WORK: That thing U did with your tongue has me on FIRE just thinking about it.
JOHN: You deserve to be worshipped. Your body is incredible. God, I wish I had more “golf” weekends!!! LOL!
WORK: You can put your iron in my hole anytime.
OMG, I can’t believe I said that!
JOHN: Keep talking, sex kitten. You make me roar like a tiger!!!!
WORK: I want U. All the time, any time, every time. When can we meet again??? I’m dying for U.
JOHN: Soon. But never soon enough, my love!!!
WORK: The things I could do to U for an entire weekend . . . week . . . month . . . lifetime! My ? swells just thinking about it!!! Will we ever be that lucky?
JOHN: My heart is swelling too and not just my heart!!! LOL!!! We will make it happen!! I want to spend the rest of my life with you. You make me HAPPY.
WORK: I am so hot for U right now. If I saw U, I’d be all over you in SECONDS. I am so PROUD of U for taking your happiness into your own hands and not feeling guilty. LIFE IS TOO SHORT!
JOHN: IKR? I didn’t know what happiness WAS before this. I get hard just thinking about you! Have to go now. I want to do some cycling for our TRIATHLON together! I can’t even believe I’ll be doing this. I am a new man because of you!!! Miss you miss you miss you!!!
A series of emojis followed John’s last text. A red heart. A smiley face with heart eyes. A smiley face blowing a kiss. A purple heart. A smiley face with a tongue hanging out. Another red heart.
Then there was the abundance of exclamation points. The words in capital letters. The acronyms (I had had to look up IKR, which stood for “I know, right?”). The poor comma usage and use of the letter U instead of the onerous three-letter word. I might not have set the academic world on fire, but for Pete’s sake.
Clearly, John had been going through a second puberty.
“My God,” Caro said, handing the phone back. “I—I don’t know what to say, except let’s kill the bastard.” Her cheeks got red the way they always did when she was mad.
“Well,” I said. “The wife is always the last to know.

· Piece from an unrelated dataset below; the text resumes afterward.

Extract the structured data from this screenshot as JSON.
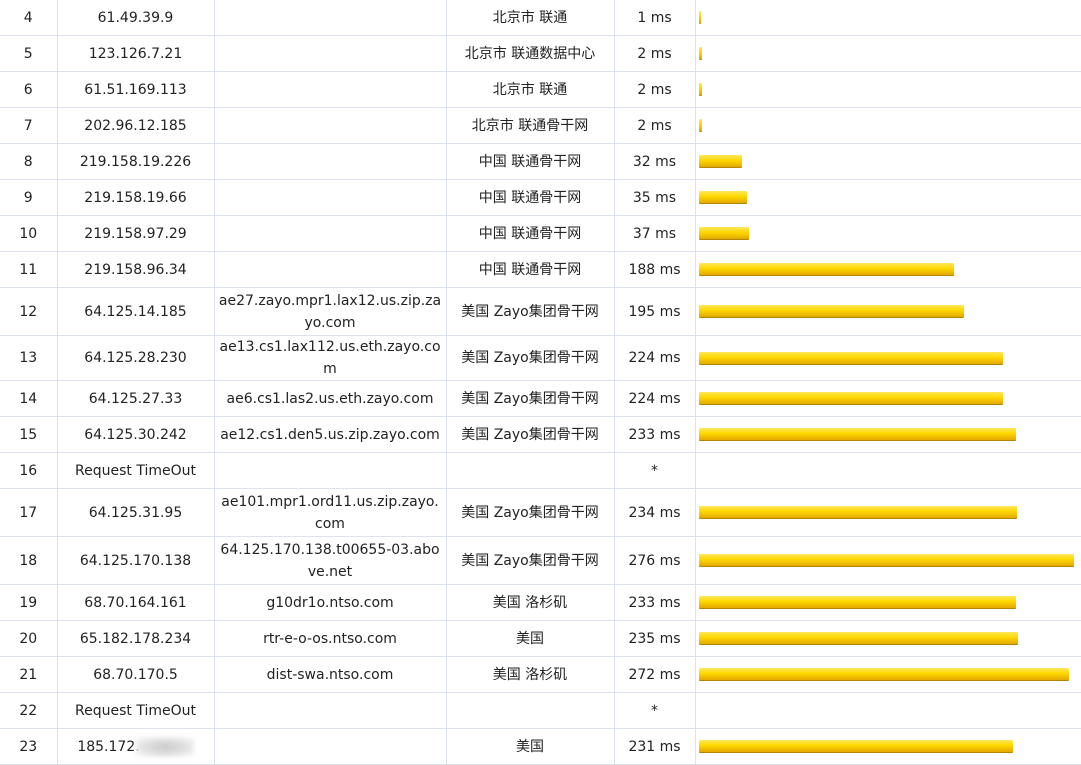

Isn’t that what they say?”
It was two days after John’s accident. Caro stopped by after getting the message that John was in the hospital, and (unfortunately) still alive. The girls were at the hospital . . . Well, Sadie was. Hopefully Juliet was home right now, getting a little TLC from Oliver and the girls.
“Fuck him,” Caro said, throwing up her hands. “How dare he have a mistress! Fuck him, Barb!”
“Apparently, ‘WORK’”—I used air quotes—“is fucking him plenty.” It felt strange to curse. Kind of good, too. I’d read an article that said people who cursed were more honest. All those years of saying heck and gosh darn . . . they were over now.
“Are you okay?” Caro asked. “You seem so . . . calm.”
“Well, you know, he’s most likely dying.”
“I hope he does.” Caro covered her mouth with her hand. “Sorry.”
“I hope so, too.”
We were quiet a minute.
Thank God for Caro, a friend for so long, privy to just about all the issues and troubles and joys I had ever had. She was the only one who knew how hard it had been for me to get pregnant with Juliet. She was the one I called in shock when I found out about my pregnancy with Sadie. The one who’d consoled me when I dropped Juliet off at Harvard, so proud and devastated at the same time. Caro had been my campaign manager for my run for first selectman—Barb Frost for Stoningham: The Name You Trust.
Caro was also the only one who knew I had been planning to file for divorce.
“So let’s text her back,” Caro said, taking a sip of the bourbon she’d brought over, good friend that she was.
“You think so?”
“Yeah. Why not?”
The last few texts were, obviously, from WORK, since John had been too busy having a hole drilled in his head. There was some joke in there, but I wasn’t in the mood.